Hoje damos continuidade a esse legado histórico, nossas crianças já podem ter contato com livros em que podem se enxergar e se orgulhar e somos nós as escritoras, tomando as rédeas das nossas vidas e construindo narrativas a partir dos nossos próprios valores civilizatórios. Com nossas pretagogias, ensinamos nossas meninas e meninos a terem orgulho de quem são, nos tornamos protagonistas de nossas histórias ensinando e aprendendo junto deles.
Assim, mesmo com tantos desafios, exercemos nosso poder e autoridade deixada pelas nossas ancestrais. Dentro dos centros sociais e associações das nossas comunidades, nos coletivos e organizações políticas, nas escolas e nas universidades, em nossas comunidades religiosas e em todos os grupos que fazemos parte. Onde estamos entre nós, buscamos o Bem Viver. Esta não é uma fala que segue um viés de romantização. Como já dito tantas vezes, os entraves são muitos e as dificuldades são diárias. Esta é uma fala que busca trazer à tona os diversos caminhos que temos percorrido, as múltiplas estratégias de luta e o desejo coletivo incansável de mudança. Estamos dando continuidade a esses passos que vieram de longe para que nossos filhos e filhas possam caminhar ainda mais, que não sejam vistas e vistos como meros números em estatísticas. Num país que os reconheça e que os valorize em sua diversidade, num país em que possamos todas e todos vivermos.
A nossa busca pelo Bem Viver começa com a nossa (re)tomada de poder, sempre estivemos à frente nas lutas do nosso povo. Que não esqueçamos de Dandara, de Tereza de Benguela e de todas as vozes que nunca se deixaram silenciar pelo colonialismo, pelo patriarcado e por todas as tentativas e métodos de eliminação de nossas existências. Somos grandes, pássaros bonitos voando em busca da liberdade, a força iyalodé derrama mel e flores em nossos caminhos para que possamos passar, não podemos e não vamos parar.

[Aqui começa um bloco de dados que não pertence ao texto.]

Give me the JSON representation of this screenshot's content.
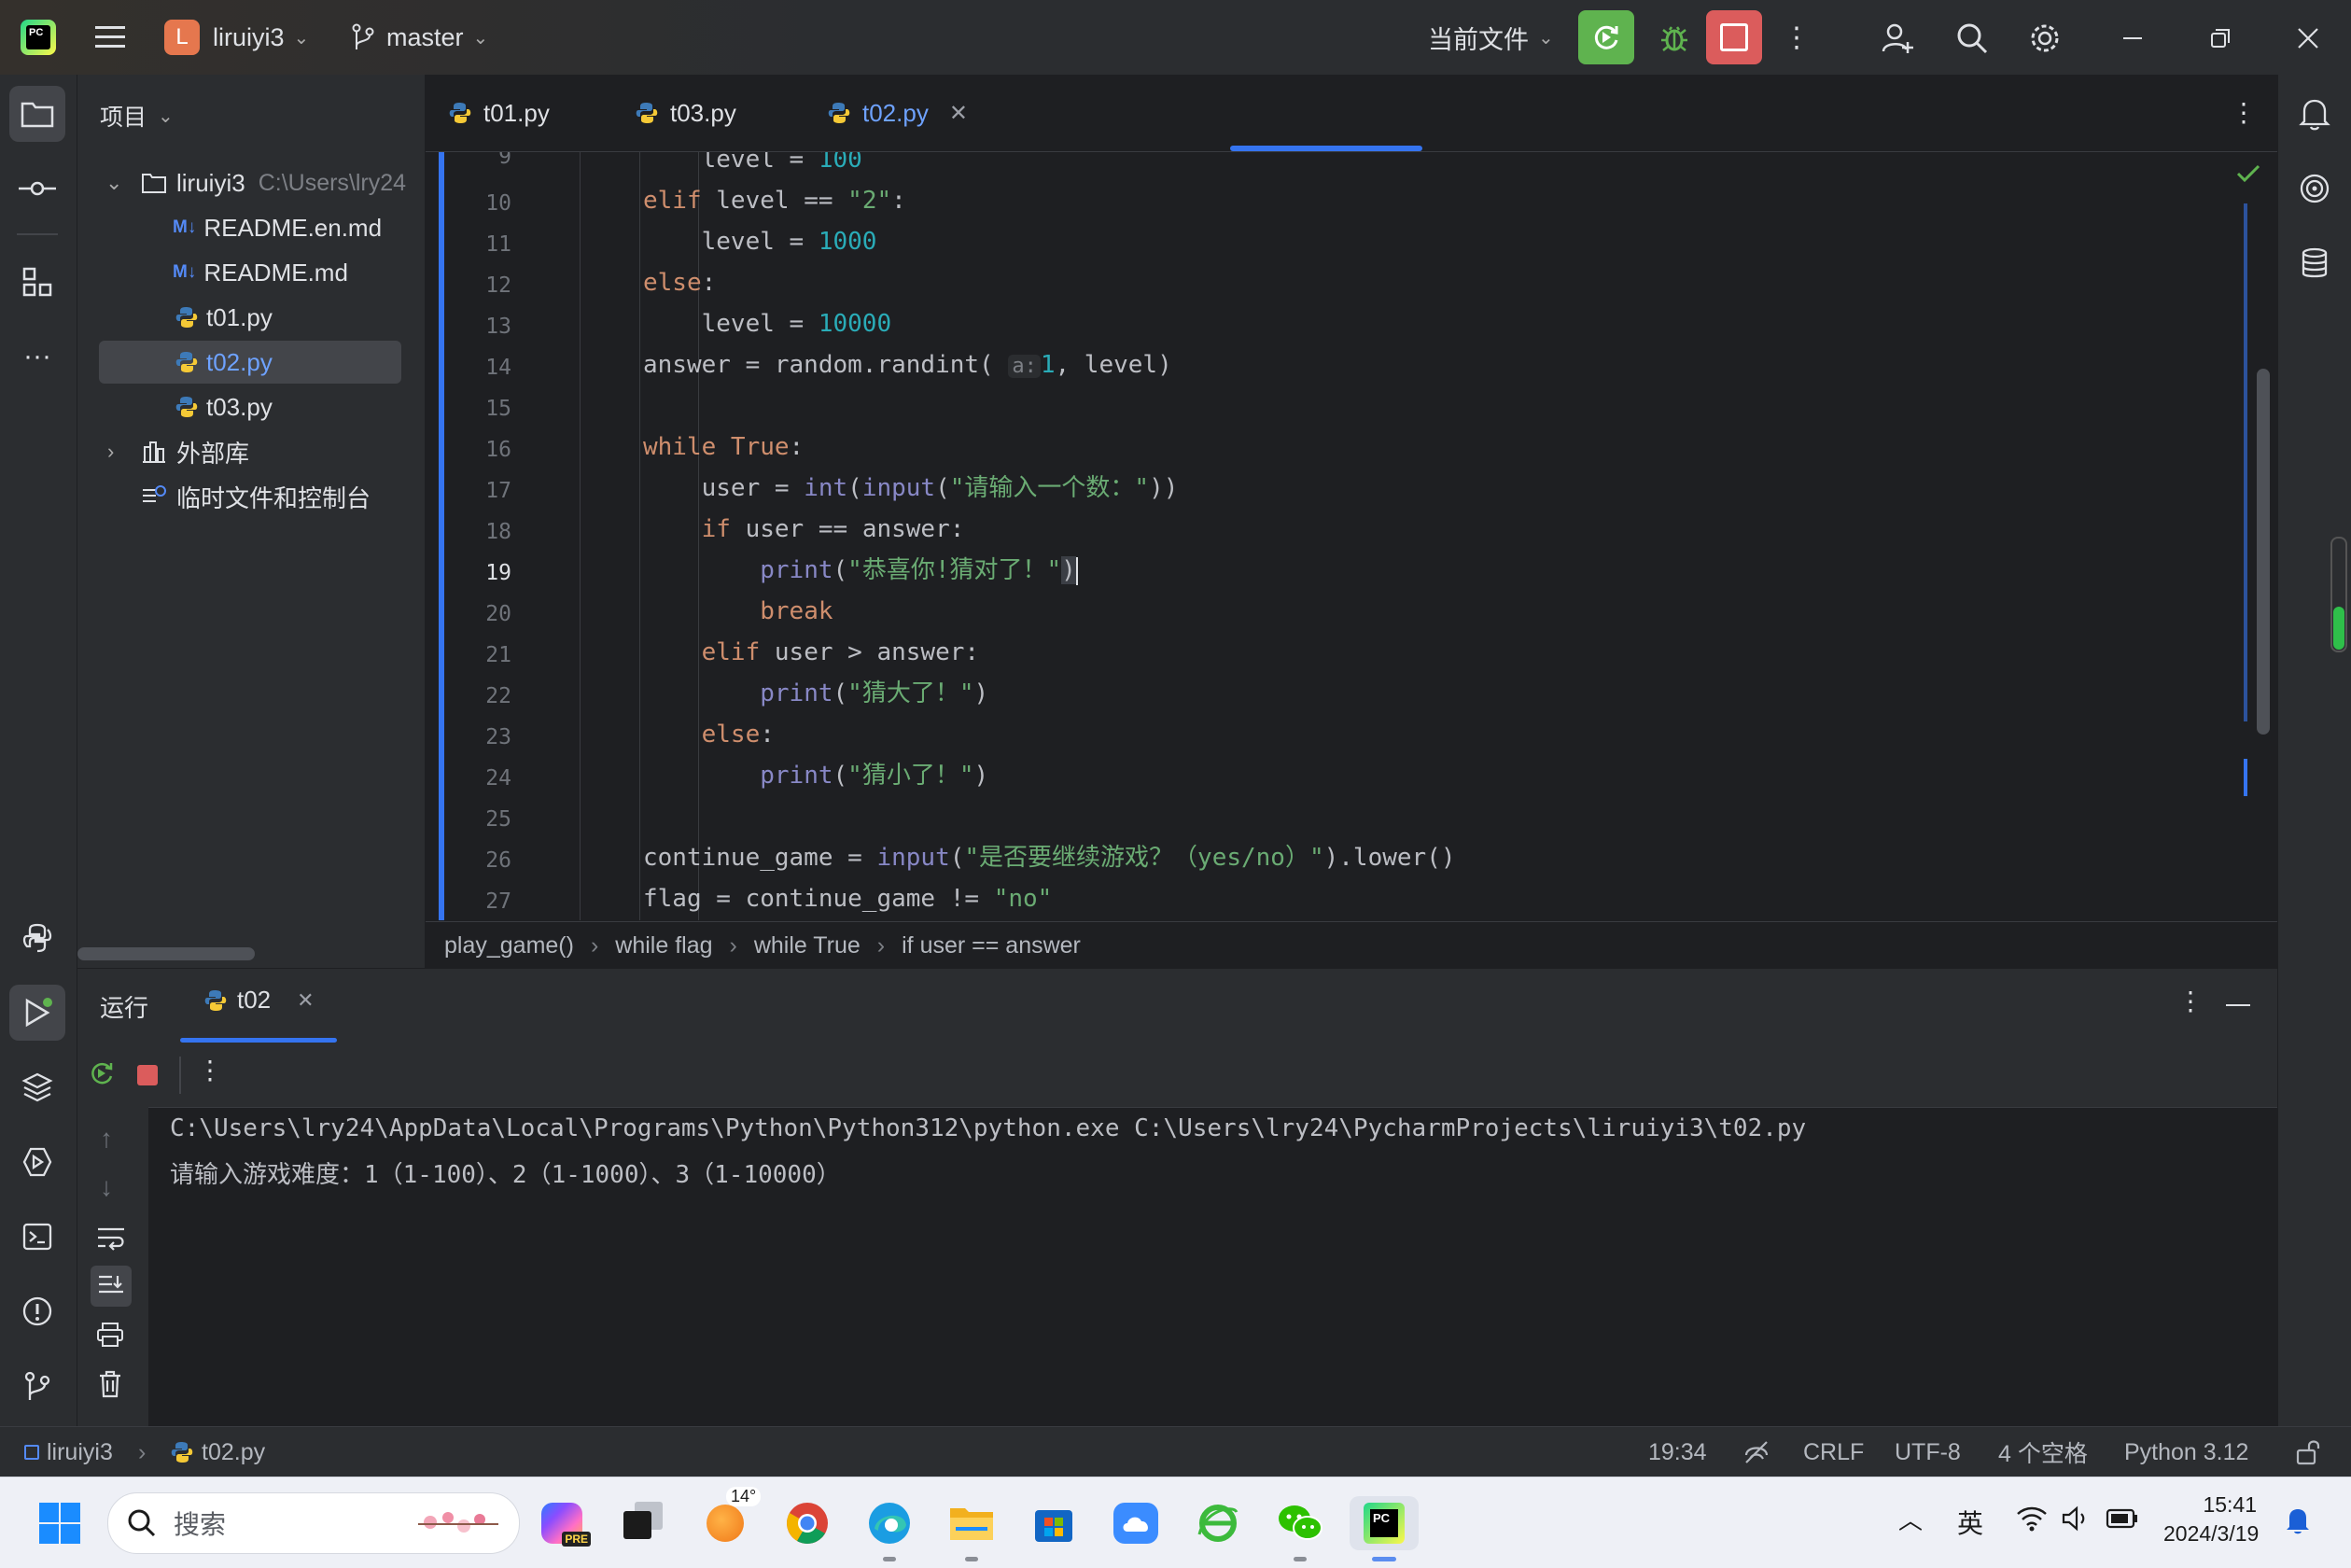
{
  "titlebar": {
    "project_initial": "L",
    "project_name": "liruiyi3",
    "branch": "master",
    "run_config": "当前文件"
  },
  "project_panel": {
    "header": "项目",
    "root_name": "liruiyi3",
    "root_path": "C:\\Users\\lry24",
    "files": [
      "README.en.md",
      "README.md",
      "t01.py",
      "t02.py",
      "t03.py"
    ],
    "external": "外部库",
    "scratches": "临时文件和控制台"
  },
  "tabs": [
    "t01.py",
    "t03.py",
    "t02.py"
  ],
  "editor": {
    "line_numbers": [
      "9",
      "10",
      "11",
      "12",
      "13",
      "14",
      "15",
      "16",
      "17",
      "18",
      "19",
      "20",
      "21",
      "22",
      "23",
      "24",
      "25",
      "26",
      "27"
    ],
    "param_hint": "a:"
  },
  "breadcrumb": [
    "play_game()",
    "while flag",
    "while True",
    "if user == answer"
  ],
  "run": {
    "title": "运行",
    "tab": "t02",
    "console": [
      "C:\\Users\\lry24\\AppData\\Local\\Programs\\Python\\Python312\\python.exe C:\\Users\\lry24\\PycharmProjects\\liruiyi3\\t02.py",
      "请输入游戏难度：1（1-100）、2（1-1000）、3（1-10000）"
    ]
  },
  "statusbar": {
    "project": "liruiyi3",
    "file": "t02.py",
    "position": "19:34",
    "line_sep": "CRLF",
    "encoding": "UTF-8",
    "indent": "4 个空格",
    "interpreter": "Python 3.12"
  },
  "taskbar": {
    "search_placeholder": "搜索",
    "weather": "14°",
    "ime": "英",
    "time": "15:41",
    "date": "2024/3/19"
  },
  "colors": {
    "accent": "#3574f0",
    "run_green": "#5fb34f",
    "stop_red": "#db5c5c",
    "keyword": "#cf8e6d",
    "string": "#6aab73",
    "number": "#2aacb8"
  }
}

Seguimos juntas! Que Oxum nos abençoe.
Gabriely Nascimento Varela.
Sobre Gabriely Varela
Nascida e criada no litoral potyguar, candomblecista e D’Oxum. É formada em Serviço Social, Mestranda em Antropologia pela UFRN e especialista em História e Cultura Afro-brasileira. É multiartista e desenvolve trabalhos na escrita, por meio da poesia/slam, e nas artes visuais. Também é compositora e artesã. Brincante da cultura popular, faz parte como batuqueira e uma das cantoras da Nação Zambêracatu, primeira Nação de maracatu do Rio Grande do Norte. É criadora e administradora da página @colapretta onde compartilha seu trabalho de artes visuais no campo da arte gráfica digital, através das colagens. Sua arte, de maneira geral, tem como referencial a afrocentricidade, o afrofuturismo e os valores civilizatórios africanos do continente e da diáspora, um dos principais objetivos da arte que cria é apresentar outros olhares e contribuir para a construção de novas narrativas e perspectivas sobre a ancestralidade negra.